One of the defining features of living organisms is their astonishing complexity. Even seemingly simple single cell organisms such as microbes display exceedingly complex behaviors, determined by intricate molecular systems in which large numbers of molecular components, pathways and chemical reactions act together. These behaviors include development, metabolism and response to signals and have fascinated scientists for decades. Understanding how complexity of living systems arises and coordinates cellular function and pathologies continues to be one of the principal goals of biomedical research today.
The Program in Systems Biology (PSB) studies how biological complexity can be derived and understood from the interplay between individual components and processes that combine to make up living organisms.
The program brings together an enthusiastic and highly collaborative group of laboratories that employ an array of experimental approaches to study different biological systems. Research in the program ranges from quantitative studies of properties of single cells to analyses of complex phenotypes of metazoa, and leverages the latest technological developments in the areas of molecular biology, genomics, high-content imaging, quantitative modeling, computer science and bioinformatics. The commonality of all research in the program is the integration of high-throughput experimentation and quantitative data analyses to study how biological systems behave, respond, adapt and evolve. Disease states are increasingly considered to be caused not by a singular biochemical alteration, but instead are viewed as the result of wider disruptions of the complex interplay between the many molecular components and processes that make up the human body. Researchers in the program aim to unravel how systems go awry in a variety of pathologies and how systems can be perturbed to mitigate disease.

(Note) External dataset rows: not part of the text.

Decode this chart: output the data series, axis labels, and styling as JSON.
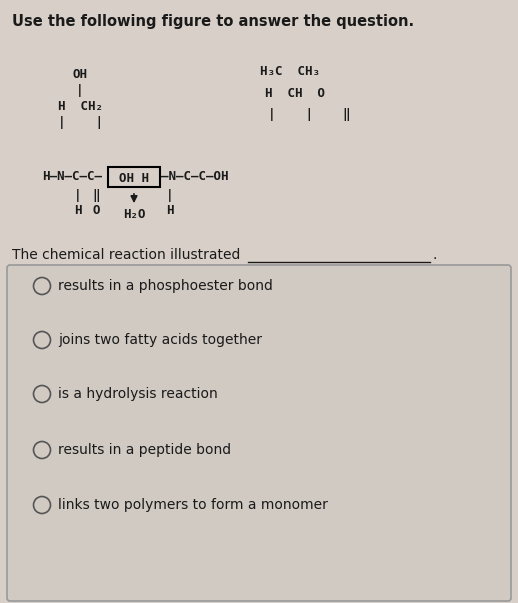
{
  "title": "Use the following figure to answer the question.",
  "question_text": "The chemical reaction illustrated",
  "bg_color": "#d8d0c8",
  "box_bg": "#d0cac2",
  "text_color": "#1a1a1a",
  "options": [
    "results in a phosphoester bond",
    "joins two fatty acids together",
    "is a hydrolysis reaction",
    "results in a peptide bond",
    "links two polymers to form a monomer"
  ],
  "fig_width": 5.18,
  "fig_height": 6.03,
  "dpi": 100
}
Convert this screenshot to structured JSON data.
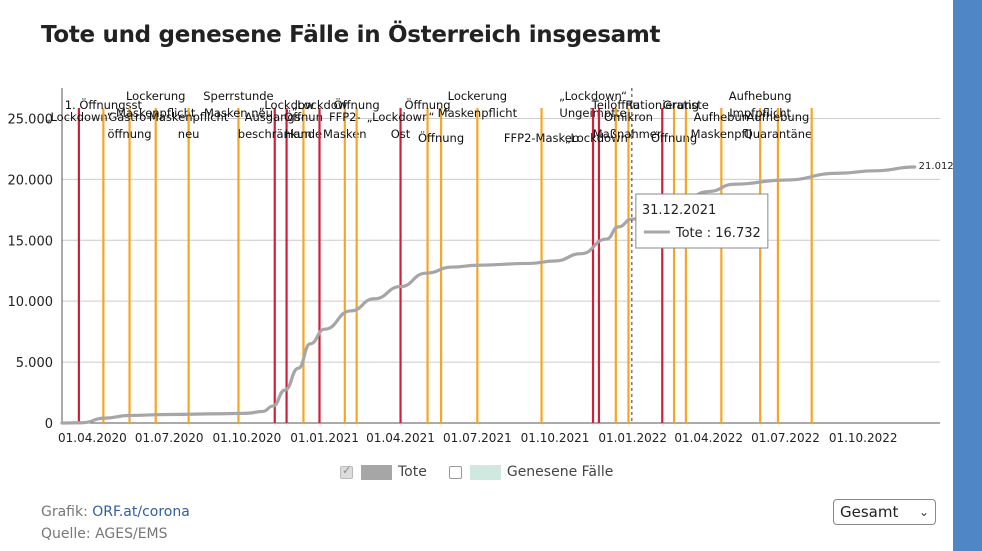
{
  "title": "Tote und genesene Fälle in Österreich insgesamt",
  "legend": [
    {
      "label": "Tote",
      "checked": true,
      "color": "#a6a6a6"
    },
    {
      "label": "Genesene Fälle",
      "checked": false,
      "color": "#cfe9e0"
    }
  ],
  "credits": {
    "graphic_label": "Grafik:",
    "graphic_link": "ORF.at/corona",
    "source": "Quelle: AGES/EMS"
  },
  "period_select": {
    "value": "Gesamt"
  },
  "tooltip": {
    "date": "31.12.2021",
    "series": "Tote",
    "value_text": "16.732"
  },
  "colors": {
    "line": "#a6a6a6",
    "lockdown": "#d01f3c",
    "opening": "#f5a623",
    "grid": "#cccccc",
    "sidebar": "#4f86c6"
  },
  "chart_data": {
    "type": "line",
    "y_ticks": [
      "0",
      "5.000",
      "10.000",
      "15.000",
      "20.000",
      "25.000"
    ],
    "ylim": [
      0,
      27500
    ],
    "x_ticks": [
      "01.04.2020",
      "01.07.2020",
      "01.10.2020",
      "01.01.2021",
      "01.04.2021",
      "01.07.2021",
      "01.10.2021",
      "01.01.2022",
      "01.04.2022",
      "01.07.2022",
      "01.10.2022"
    ],
    "xlim": [
      "2020-02-25",
      "2022-12-31"
    ],
    "series": [
      {
        "name": "Tote",
        "points": [
          [
            "2020-02-25",
            0
          ],
          [
            "2020-03-20",
            20
          ],
          [
            "2020-04-15",
            400
          ],
          [
            "2020-05-15",
            620
          ],
          [
            "2020-07-01",
            700
          ],
          [
            "2020-09-01",
            760
          ],
          [
            "2020-10-01",
            800
          ],
          [
            "2020-10-20",
            950
          ],
          [
            "2020-11-01",
            1400
          ],
          [
            "2020-11-15",
            2700
          ],
          [
            "2020-12-01",
            4500
          ],
          [
            "2020-12-15",
            6500
          ],
          [
            "2021-01-01",
            7700
          ],
          [
            "2021-02-01",
            9200
          ],
          [
            "2021-03-01",
            10200
          ],
          [
            "2021-04-01",
            11200
          ],
          [
            "2021-05-01",
            12300
          ],
          [
            "2021-06-01",
            12800
          ],
          [
            "2021-07-01",
            12950
          ],
          [
            "2021-09-01",
            13100
          ],
          [
            "2021-10-01",
            13300
          ],
          [
            "2021-11-01",
            13900
          ],
          [
            "2021-12-01",
            15100
          ],
          [
            "2021-12-15",
            16100
          ],
          [
            "2021-12-31",
            16732
          ],
          [
            "2022-02-01",
            17300
          ],
          [
            "2022-03-01",
            18300
          ],
          [
            "2022-04-01",
            19000
          ],
          [
            "2022-05-01",
            19600
          ],
          [
            "2022-07-01",
            19950
          ],
          [
            "2022-09-01",
            20500
          ],
          [
            "2022-10-15",
            20700
          ],
          [
            "2022-12-01",
            21012
          ]
        ],
        "end_label": "21.012"
      }
    ],
    "events": [
      {
        "date": "2020-03-16",
        "type": "lockdown",
        "lines": [
          "„Lockdown“"
        ],
        "row": 2
      },
      {
        "date": "2020-04-14",
        "type": "opening",
        "lines": [
          "1. Öffnungsst"
        ],
        "row": 1
      },
      {
        "date": "2020-05-15",
        "type": "opening",
        "lines": [
          "Gastro-",
          "öffnung"
        ],
        "row": 2
      },
      {
        "date": "2020-06-15",
        "type": "opening",
        "lines": [
          "Lockerung",
          "Maskenpflicht"
        ],
        "row": 0
      },
      {
        "date": "2020-07-24",
        "type": "opening",
        "lines": [
          "Maskenpflicht",
          "neu"
        ],
        "row": 2
      },
      {
        "date": "2020-09-21",
        "type": "opening",
        "lines": [
          "Sperrstunde",
          "Masken neu"
        ],
        "row": 0
      },
      {
        "date": "2020-11-03",
        "type": "lockdown",
        "lines": [
          "Ausgangs-",
          "beschränkun"
        ],
        "row": 2
      },
      {
        "date": "2020-11-17",
        "type": "lockdown",
        "lines": [
          "„Lockdow"
        ],
        "row": 1
      },
      {
        "date": "2020-12-07",
        "type": "opening",
        "lines": [
          "Öffnun",
          "Hande"
        ],
        "row": 2
      },
      {
        "date": "2020-12-26",
        "type": "lockdown",
        "lines": [
          "„Lockdow"
        ],
        "row": 1
      },
      {
        "date": "2021-01-25",
        "type": "opening",
        "lines": [
          "FFP2-",
          "Masken"
        ],
        "row": 2
      },
      {
        "date": "2021-02-08",
        "type": "opening",
        "lines": [
          "Öffnung"
        ],
        "row": 1
      },
      {
        "date": "2021-04-01",
        "type": "lockdown",
        "lines": [
          "„Lockdown“",
          "Ost"
        ],
        "row": 2
      },
      {
        "date": "2021-05-03",
        "type": "opening",
        "lines": [
          "Öffnung"
        ],
        "row": 1
      },
      {
        "date": "2021-05-19",
        "type": "opening",
        "lines": [
          "Öffnung"
        ],
        "row": 3
      },
      {
        "date": "2021-07-01",
        "type": "opening",
        "lines": [
          "Lockerung",
          "Maskenpflicht"
        ],
        "row": 0
      },
      {
        "date": "2021-09-15",
        "type": "opening",
        "lines": [
          "FFP2-Masken"
        ],
        "row": 3
      },
      {
        "date": "2021-11-15",
        "type": "lockdown",
        "lines": [
          "„Lockdown“",
          "Ungeimpfte"
        ],
        "row": 0
      },
      {
        "date": "2021-11-22",
        "type": "lockdown",
        "lines": [
          "„Lockdown“"
        ],
        "row": 3
      },
      {
        "date": "2021-12-12",
        "type": "opening",
        "lines": [
          "Teilöffnu"
        ],
        "row": 1
      },
      {
        "date": "2021-12-27",
        "type": "opening",
        "lines": [
          "Omikron",
          "Maßnahmen"
        ],
        "row": 2
      },
      {
        "date": "2022-02-05",
        "type": "lockdown",
        "lines": [
          "Rationierung"
        ],
        "row": 1
      },
      {
        "date": "2022-02-19",
        "type": "opening",
        "lines": [
          "Öffnung"
        ],
        "row": 3
      },
      {
        "date": "2022-03-05",
        "type": "opening",
        "lines": [
          "Gratiste"
        ],
        "row": 1
      },
      {
        "date": "2022-04-16",
        "type": "opening",
        "lines": [
          "Aufhebun",
          "Maskenpfli"
        ],
        "row": 2
      },
      {
        "date": "2022-06-01",
        "type": "opening",
        "lines": [
          "Aufhebung",
          "Impfpflicht"
        ],
        "row": 0
      },
      {
        "date": "2022-06-22",
        "type": "opening",
        "lines": [
          "Aufhebung",
          "Quarantäne"
        ],
        "row": 2
      },
      {
        "date": "2022-08-01",
        "type": "opening",
        "lines": [
          "",
          ""
        ],
        "row": 4
      }
    ],
    "grid": true,
    "legend_position": "bottom"
  }
}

PSB started in the fall of 2011 and will grow to six independent research groups. The program maintains and continues to encourage collaborations between the member groups, as well with other programs and departments across UMMS.
The Program in Systems Biology is located in the new Albert Sherman Center, a state-of-the-art research and education facility designed to promote collaboration and communication between cutting-edge research programs and to enhance graduate and medical education.